Glivenko-Cantelli for $k$-points

121 Views Asked by At

Let $\mu$ be a probability measure on $\mathbb{R}$. Let $f$ be a measurable function on $\mathbb{R}$. Let $(X_i)_{i \in \mathbb{N}}$ be a sequence of random iid variables, all of law $\mu$. Then Glivenko-Cantelli's theorem allows us to derive the convergence in law $\frac{1}{n} \sum^n_{i=1} \delta_{f(X_i)} \stackrel{n \to \infty}{\rightarrow} f_* \mu$.
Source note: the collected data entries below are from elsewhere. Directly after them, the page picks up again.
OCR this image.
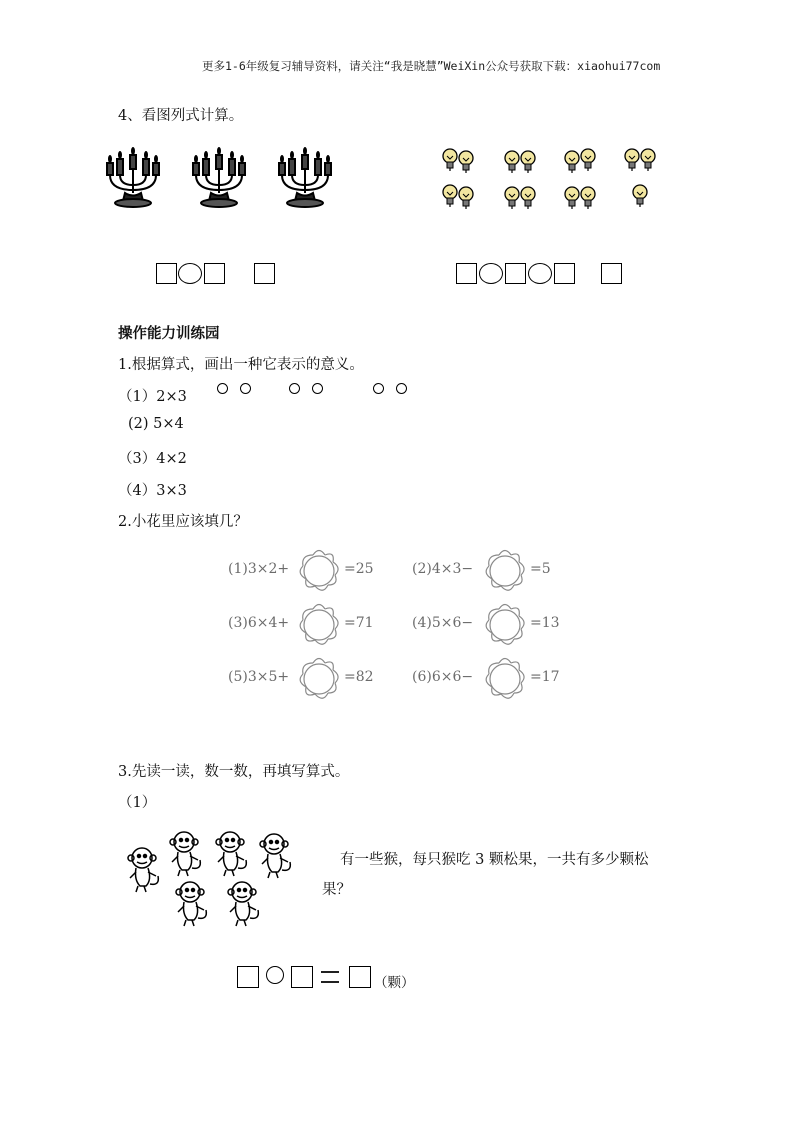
更多1-6年级复习辅导资料，请关注“我是晓慧”WeiXin公众号获取下载：xiaohui77com
4、看图列式计算。
操作能力训练园
1.根据算式，画出一种它表示的意义。
（1）2×3
(2) 5×4
（3）4×2
（4）3×3
2.小花里应该填几？
(1)3×2+	=25	(2)4×3−	=5
(3)6×4+	=71	(4)5×6−	=13
(5)3×5+	=82	(6)6×6−	=17
3.先读一读，数一数，再填写算式。
（1）
有一些猴，每只猴吃 3 颗松果，一共有多少颗松
果？
（颗）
Do we have a $2$-point Glivenko-Cantelli's theorem? That is, let $f$ be a measurable function on $\mathbb{R}\times \mathbb{R}$. Do we have the convergence in law $\frac{1}{n(n-1)} \sum_{\substack{i,j \in \{1,\cdots,n\}\\ i\neq j}} \delta_{f(X_i,X_j)} \stackrel{n \to \infty}{\rightarrow} f_* (\mu \otimes \mu)$?

And a $k$-point Glivenko-Cantelli's theorem?

I don't know if it is possible to prove $2$-point Glivenko-Cantelli from the usual one, since the family $(X_i,X_j)_{\substack{i,j \in \mathbb{N}\\ i\neq j}}$ is not independent. But still, most of the pairs of members of the family are independent pairs...

1

There are 1 best solutions below

6
On

The answer is positive, though I don't see any reason to speak of Glivenko-Cantelli here, as it concerns uniform convergence.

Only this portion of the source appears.